By Zsarlene B. Chua, Reporter
IN 1998, the Queen City of the South saw the opening of a new hotel, a hotel that was created from the outset to not just add 562 rooms to Cebu City’s capacity but to become the venue of choice for everything from large conferences to major concerts.
Now celebrating its 20th year, Waterfront Cebu City Hotel and Casino remains one of Cebu City’s most recognizable structures, with its teal roof and a look reminiscent of The Grand Budapest Hotel, the 2014 Wes Anderson film. The hotel in the film was inspired by a castle in Karlove Vary, Czech Republic.
Beyond its architecture, Waterfront Cebu is perhaps best known for its Pacific Grand Ballroom which can accommodate up to 7,000 people, making it the city’s biggest MICE (meetings, incentives, conventions and events) venue.
And it’s the conferences which makes up the largest segment of the market for the hotel, by far, according to general manager Anders Hallden.
“I must say, the guys who built [the hotel] must have had it on the drawing board already in 1993. They had a great vision,” he told the Manila-based media during a visit to Cebu on Feb. 24.
Twenty years on, he said that Cebu is “a good place to be in right now” because of the new Mactan Cebu International Airport opening its second terminal in July which will spell more direct flights from neighboring countries to the city.
Being the good place to be also signals the entrance of several other competitors in the city, with Bai hotel being the most recent (it held its soft opening in 2017 and will have 668 rooms), but Mr. Hallden said there is room for everyone and is thus not threatened, but admitted that it does keep them on their toes.
Because of that, Mr. Hallden said that the hotel is planning on renovating its banquet facilities this year. After that, he said, they will turn their attention to renovating the rooms.
“But I’m not getting any more rooms — with 562 rooms and it’s sufficient for me, at this moment.

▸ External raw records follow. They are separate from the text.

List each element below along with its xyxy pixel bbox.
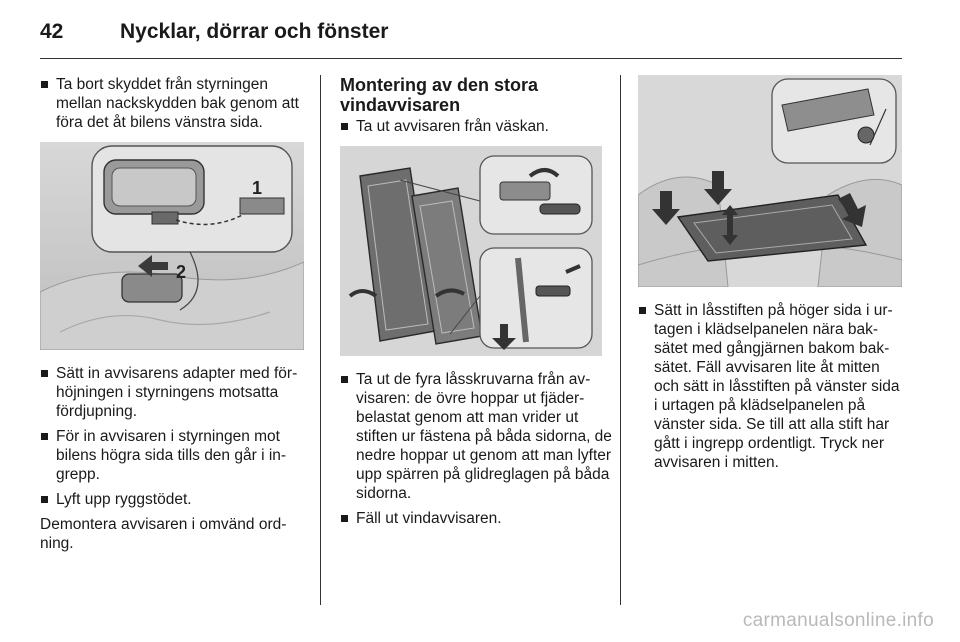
watermark: carmanualsonline.info [742,610,934,631]
figure-deflector-screws [340,146,602,356]
callout-2: 2 [176,262,187,282]
instruction-insert-lock-pins: Sätt in låsstiften på höger sida i ur-tagen i klädselpanelen nära bak-sätet med gångjärnen bakom bak-sätet. Fäll avvisaren lite åt mitten och sätt in låsstiften på vänster sida i urtagen på klädselpanelen på vänster sida. Se till att alla stift har gått i ingrepp ordentligt. Tryck ner avvisaren i mitten. [638,301,906,472]
headrest-guide [122,274,182,302]
slide-catch [536,286,570,296]
spring-pin [540,204,580,214]
column-2 [340,75,612,534]
page-header [40,20,388,46]
instruction-remove-lock-screws: Ta ut de fyra låsskruvarna från av-visaren: de övre hoppar ut fjäder-belastat genom att man vrider ut stiften ur fästena på båda sidorna, de nedre hoppar ut genom att man lyfter upp spärren på glidreglagen på båda sidorna. [340,370,612,503]
column-divider-2 [620,75,621,605]
section-heading: Montering av den stora vindavvisaren [340,75,539,115]
header-divider [40,58,902,59]
adapter-part [240,198,284,214]
instruction-guide-deflector: För in avvisaren i styrningen mot bilens högra sida tills den går i in-grepp. [40,427,308,484]
callout-1: 1 [252,178,263,198]
instruction-insert-adapter: Sätt in avvisarens adapter med för-höjningen i styrningens motsatta fördjupning. [40,364,308,421]
instruction-take-out: Ta ut avvisaren från väskan. [340,117,612,136]
page-number: 42 [40,20,64,43]
column-3 [638,75,906,478]
instruction-unfold-deflector: Fäll ut vindavvisaren. [340,509,612,528]
chapter-title: Nycklar, dörrar och fönster [120,20,389,43]
removal-note: Demontera avvisaren i omvänd ord-ning. [40,516,287,552]
lower-screw-detail [480,248,592,348]
instruction-remove-cover: Ta bort skyddet från styrningen mellan nackskydden bak genom att föra det åt bilens vänstra sida. [40,75,308,132]
instruction-raise-backrest: Lyft upp ryggstödet. [40,490,308,509]
column-divider-1 [320,75,321,605]
figure-deflector-installed [638,75,902,287]
figure-headrest-guide [40,142,304,350]
column-1 [40,75,308,559]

We’re running very high [occupancy] there are times when I’m running out of rooms,” he explained before adding that average occupancy is 87%.
Filipinos may still count for more than half of Waterfront Cebu’s current market but the Koreans are a close second, followed by Japan and China.

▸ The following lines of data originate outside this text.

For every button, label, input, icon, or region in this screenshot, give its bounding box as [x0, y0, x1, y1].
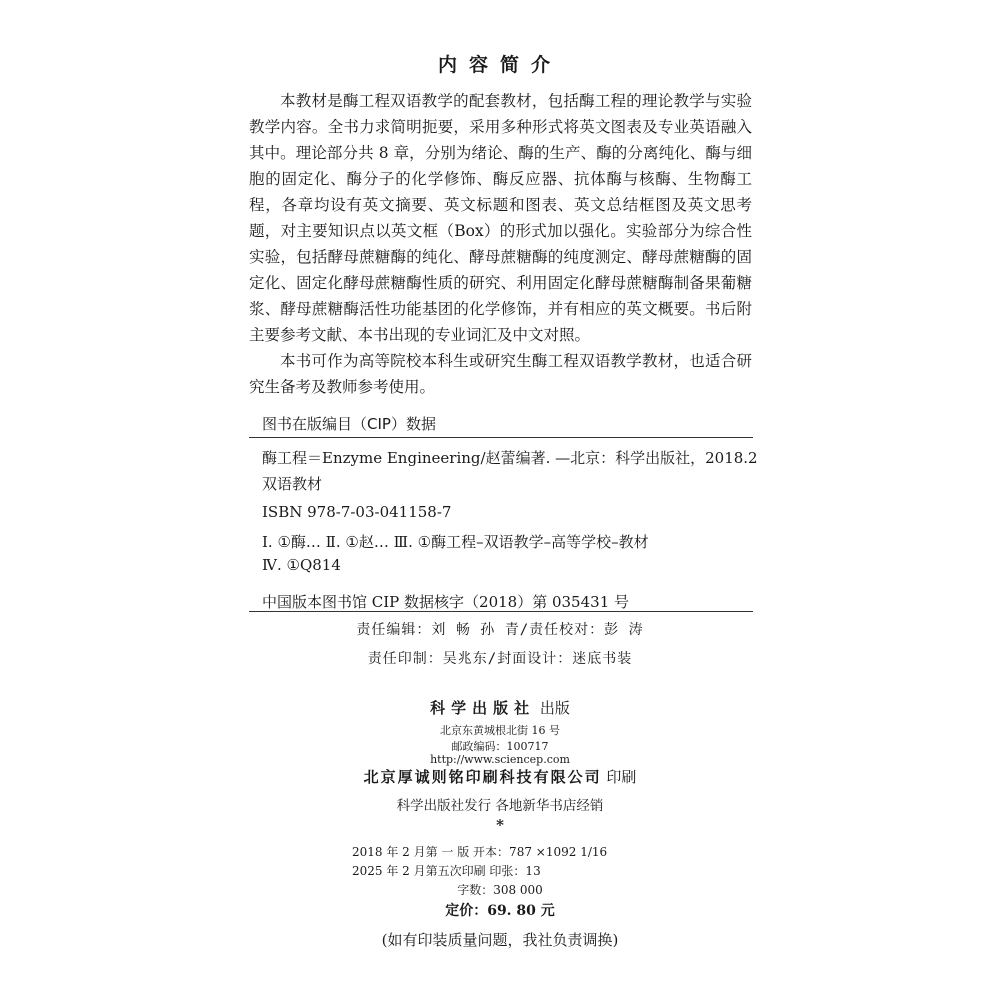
price: 定价：69. 80 元: [445, 903, 555, 919]
cip-heading: 图书在版编目（CIP）数据: [262, 415, 436, 433]
cip-title-line: 酶工程＝Enzyme Engineering/赵蕾编著. —北京：科学出版社，2018.2: [262, 449, 758, 467]
printer-name: 北京厚诚则铭印刷科技有限公司: [363, 768, 602, 786]
printer-suffix: 印刷: [601, 768, 637, 786]
summary-paragraph: 本书可作为高等院校本科生或研究生酶工程双语教学教材，也适合研究生备考及教师参考使用。: [249, 352, 752, 396]
publisher-name: 科学出版社: [430, 699, 536, 717]
summary-body: [249, 88, 752, 400]
cip-top-rule: [249, 437, 753, 438]
cip-classification-line: Ⅰ. ①酶… Ⅱ. ①赵… Ⅲ. ①酶工程–双语教学–高等学校–教材: [262, 533, 649, 551]
quality-notice: (如有印装质量问题，我社负责调换): [381, 931, 619, 949]
cip-number: 中国版本图书馆 CIP 数据核字（2018）第 035431 号: [262, 593, 630, 611]
publisher-postcode: 邮政编码：100717: [451, 740, 549, 753]
printer-line: [0, 766, 1000, 787]
cip-series-line: 双语教材: [262, 475, 323, 493]
word-count: 字数：308 000: [457, 883, 543, 897]
printing-line: 2025 年 2 月第五次印刷 印张：13: [352, 864, 541, 878]
publisher-line: [0, 697, 1000, 718]
cip-classification-line-2: Ⅳ. ①Q814: [262, 556, 341, 574]
summary-paragraph: 本教材是酶工程双语教学的配套教材，包括酶工程的理论教学与实验教学内容。全书力求简明扼要，采用多种形式将英文图表及专业英语融入其中。理论部分共 8 章，分别为绪论、酶的生产、酶的分离纯化、酶与细胞的固定化、酶分子的化学修饰、酶反应器、抗体酶与核酶、生物酶工程，各章均设有英文摘要、英文标题和图表、英文总结框图及英文思考题，对主要知识点以英文框（Box）的形式加以强化。实验部分为综合性实验，包括酵母蔗糖酶的纯化、酵母蔗糖酶的纯度测定、酵母蔗糖酶的固定化、固定化酵母蔗糖酶性质的研究、利用固定化酵母蔗糖酶制备果葡糖浆、酵母蔗糖酶活性功能基团的化学修饰，并有相应的英文概要。书后附主要参考文献、本书出现的专业词汇及中文对照。: [249, 92, 752, 344]
cip-bottom-rule: [249, 611, 753, 612]
distribution-line: 科学出版社发行 各地新华书店经销: [396, 798, 604, 814]
summary-title: 内容简介: [437, 54, 562, 76]
production-line: 责任印制：吴兆东/封面设计：迷底书装: [367, 651, 633, 667]
separator-star: *: [496, 816, 504, 834]
cip-isbn: ISBN 978-7-03-041158-7: [262, 503, 452, 521]
editors-line: 责任编辑：刘 畅 孙 青/责任校对：彭 涛: [356, 622, 644, 638]
edition-line: 2018 年 2 月第 一 版 开本：787 ×1092 1/16: [352, 845, 608, 859]
publisher-url: http://www.sciencep.com: [430, 753, 570, 766]
publisher-suffix: 出版: [535, 699, 570, 717]
publisher-address: 北京东黄城根北街 16 号: [440, 724, 560, 737]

The hotel is getting its fair share of millennial travellers to — they make up to 20% of the hotel’s guest which Mr. Hallden said is not very high but he is confident that the number will soon rise.
“It’s a market that will come to me because the hotel is a destination,” he said.

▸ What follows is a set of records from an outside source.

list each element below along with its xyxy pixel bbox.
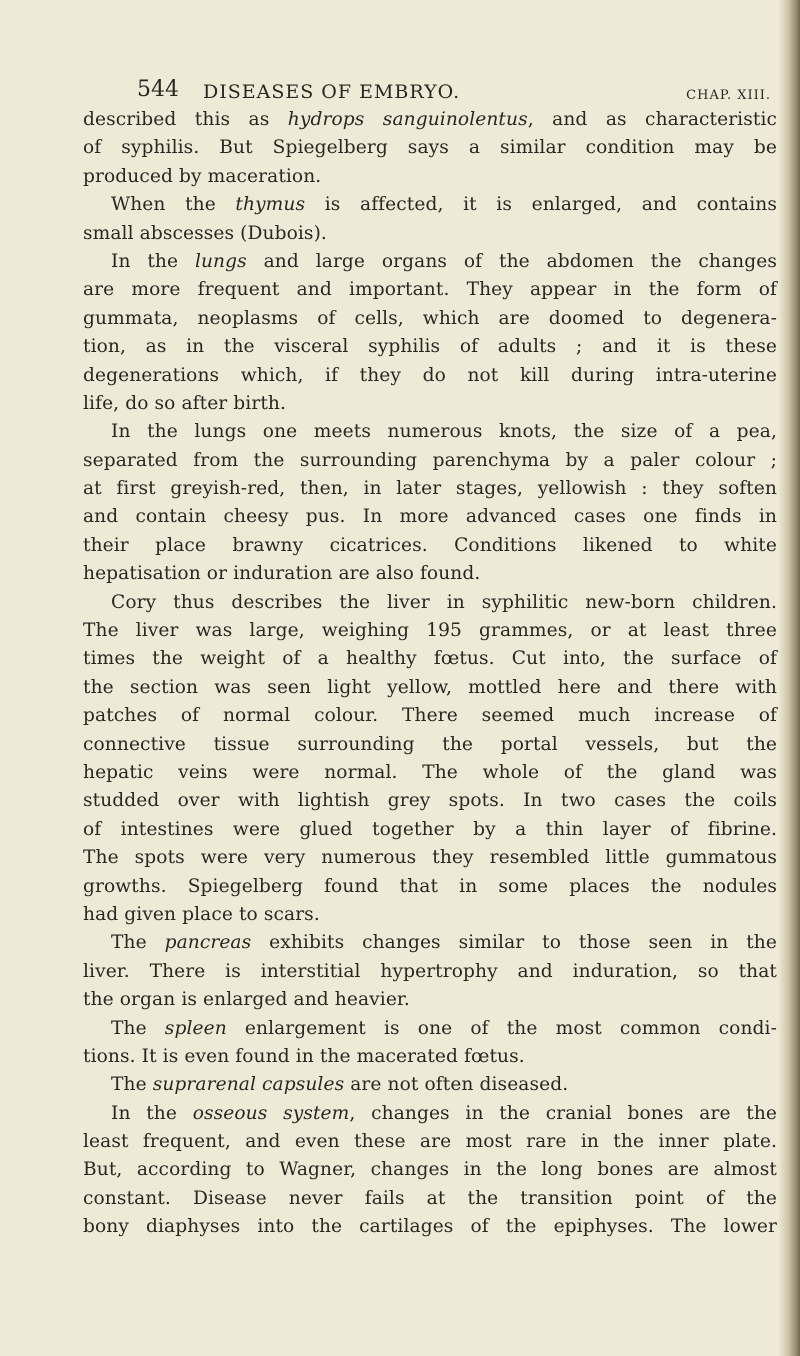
text-run: connective tissue surrounding the portal vessels, but the bbox=[83, 733, 777, 755]
text-run: small abscesses (Dubois). bbox=[83, 222, 327, 244]
text-run: The bbox=[111, 932, 165, 954]
text-run: the organ is enlarged and heavier. bbox=[83, 989, 410, 1011]
text-run: degenerations which, if they do not kill during intra-uterine bbox=[83, 364, 777, 386]
text-run: described this as bbox=[83, 109, 288, 130]
text-line bbox=[83, 220, 777, 248]
italic-term: suprarenal capsules bbox=[152, 1074, 345, 1096]
text-line bbox=[83, 447, 777, 475]
text-run: The bbox=[111, 1074, 153, 1096]
text-line bbox=[83, 1071, 777, 1099]
text-run: enlargement is one of the most common condi- bbox=[226, 1017, 777, 1039]
text-line bbox=[83, 702, 777, 730]
text-line bbox=[83, 191, 777, 219]
text-run: , and as characteristic bbox=[527, 109, 777, 130]
text-run: The liver was large, weighing 195 grammes, or at least three bbox=[83, 620, 777, 642]
text-line bbox=[83, 731, 777, 759]
italic-term: spleen bbox=[164, 1017, 227, 1039]
page-number: 544 bbox=[137, 77, 179, 102]
text-line bbox=[83, 503, 777, 531]
text-run: In the lungs one meets numerous knots, the size of a pea, bbox=[111, 421, 777, 443]
text-run: least frequent, and even these are most rare in the inner plate. bbox=[83, 1131, 777, 1153]
text-run: constant. Disease never fails at the transition point of the bbox=[83, 1187, 777, 1209]
book-page bbox=[83, 72, 777, 1242]
text-run: liver. There is interstitial hypertrophy and induration, so that bbox=[83, 960, 777, 982]
text-line bbox=[83, 986, 777, 1014]
text-line bbox=[83, 759, 777, 787]
text-run: separated from the surrounding parenchyma by a paler colour ; bbox=[83, 449, 777, 471]
text-line bbox=[83, 106, 777, 134]
italic-term: lungs bbox=[194, 250, 247, 272]
text-run: at first greyish-red, then, in later stages, yellowish : they soften bbox=[83, 478, 777, 500]
text-line bbox=[83, 1100, 777, 1128]
text-line bbox=[83, 1043, 777, 1071]
text-line bbox=[83, 305, 777, 333]
text-line bbox=[83, 901, 777, 929]
text-line bbox=[83, 1015, 777, 1043]
text-run: had given place to scars. bbox=[83, 903, 320, 925]
text-line bbox=[83, 1128, 777, 1156]
text-run: The bbox=[111, 1017, 165, 1039]
text-line bbox=[83, 617, 777, 645]
text-line bbox=[83, 1185, 777, 1213]
text-run: their place brawny cicatrices. Conditions likened to white bbox=[83, 534, 777, 556]
text-run: the section was seen light yellow, mottled here and there with bbox=[83, 676, 777, 698]
text-line bbox=[83, 844, 777, 872]
text-run: of syphilis. But Spiegelberg says a similar condition may be bbox=[83, 137, 777, 159]
text-line bbox=[83, 958, 777, 986]
text-run: exhibits changes similar to those seen in the bbox=[251, 932, 777, 954]
text-run: studded over with lightish grey spots. In two cases the coils bbox=[83, 790, 777, 812]
text-line bbox=[83, 475, 777, 503]
text-line bbox=[83, 532, 777, 560]
text-run: tions. It is even found in the macerated fœtus. bbox=[83, 1045, 525, 1067]
chapter-label: CHAP. XIII. bbox=[686, 88, 771, 103]
text-run: and large organs of the abdomen the changes bbox=[246, 250, 777, 272]
text-run: But, according to Wagner, changes in the long bones are almost bbox=[83, 1159, 777, 1181]
text-run: hepatic veins were normal. The whole of the gland was bbox=[83, 761, 777, 783]
text-line bbox=[83, 560, 777, 588]
text-run: hepatisation or induration are also found. bbox=[83, 563, 481, 585]
text-run: In the bbox=[111, 250, 195, 272]
text-line bbox=[83, 816, 777, 844]
text-run: times the weight of a healthy fœtus. Cut into, the surface of bbox=[83, 648, 777, 670]
italic-term: pancreas bbox=[164, 932, 252, 954]
text-line bbox=[83, 873, 777, 901]
running-head bbox=[83, 72, 777, 108]
text-line bbox=[83, 333, 777, 361]
body-text bbox=[83, 106, 777, 1242]
text-line bbox=[83, 418, 777, 446]
text-line bbox=[83, 134, 777, 162]
text-line bbox=[83, 362, 777, 390]
italic-term: thymus bbox=[235, 194, 306, 216]
text-run: Cory thus describes the liver in syphilitic new-born children. bbox=[111, 591, 777, 613]
text-run: , changes in the cranial bones are the bbox=[349, 1102, 777, 1124]
text-run: In the bbox=[111, 1102, 193, 1124]
text-line bbox=[83, 163, 777, 191]
text-line bbox=[83, 276, 777, 304]
text-line bbox=[83, 929, 777, 957]
text-run: produced by maceration. bbox=[83, 165, 322, 187]
text-run: bony diaphyses into the cartilages of the epiphyses. The lower bbox=[83, 1216, 777, 1238]
running-title: DISEASES OF EMBRYO. bbox=[203, 81, 461, 103]
text-run: is affected, it is enlarged, and contains bbox=[305, 194, 777, 216]
text-line bbox=[83, 645, 777, 673]
text-line bbox=[83, 390, 777, 418]
text-run: When the bbox=[111, 194, 236, 216]
text-line bbox=[83, 1156, 777, 1184]
text-run: The spots were very numerous they resembled little gummatous bbox=[83, 847, 777, 869]
text-line bbox=[83, 248, 777, 276]
text-run: patches of normal colour. There seemed much increase of bbox=[83, 705, 777, 727]
text-run: growths. Spiegelberg found that in some places the nodules bbox=[83, 875, 777, 897]
page-edge-shadow bbox=[778, 0, 800, 1356]
text-run: are not often diseased. bbox=[344, 1074, 569, 1096]
text-line bbox=[83, 1213, 777, 1241]
italic-term: osseous system bbox=[192, 1102, 350, 1124]
text-run: gummata, neoplasms of cells, which are doomed to degenera- bbox=[83, 307, 777, 329]
text-line bbox=[83, 674, 777, 702]
text-run: and contain cheesy pus. In more advanced cases one finds in bbox=[83, 506, 777, 528]
text-run: tion, as in the visceral syphilis of adults ; and it is these bbox=[83, 336, 777, 358]
text-run: are more frequent and important. They appear in the form of bbox=[83, 279, 777, 301]
text-line bbox=[83, 589, 777, 617]
text-run: life, do so after birth. bbox=[83, 392, 286, 414]
italic-term: hydrops sanguinolentus bbox=[287, 109, 528, 130]
text-run: of intestines were glued together by a thin layer of fibrine. bbox=[83, 818, 777, 840]
text-line bbox=[83, 787, 777, 815]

Mr. Hallden said that one of the things the hotel is most proud of is the existence of seven food and beverage outlets, each of them serving different cuisines, from Japanese (Mizu) to Chinese (Tin Gow) to Italian (La Gondola).
He then explained that he was the hotel’s executive chef from 2006 to 2007 before returning 10 years later to become the hotel’s general manager.
Each of the hotel’s restaurants has its own following, so the hotel decided to pit each restaurant’s chef against one another with their version of Iron Chef, a popular Japanese cooking show which first aired in 2003. The hotel’s Iron Chef is scheduled as part of their Fourth of July celebrations.
“There is so much going on and the future looks very interesting…The future looks very good for Cebu City and we are working to be there with the development,” he was quoted as saying in a press release.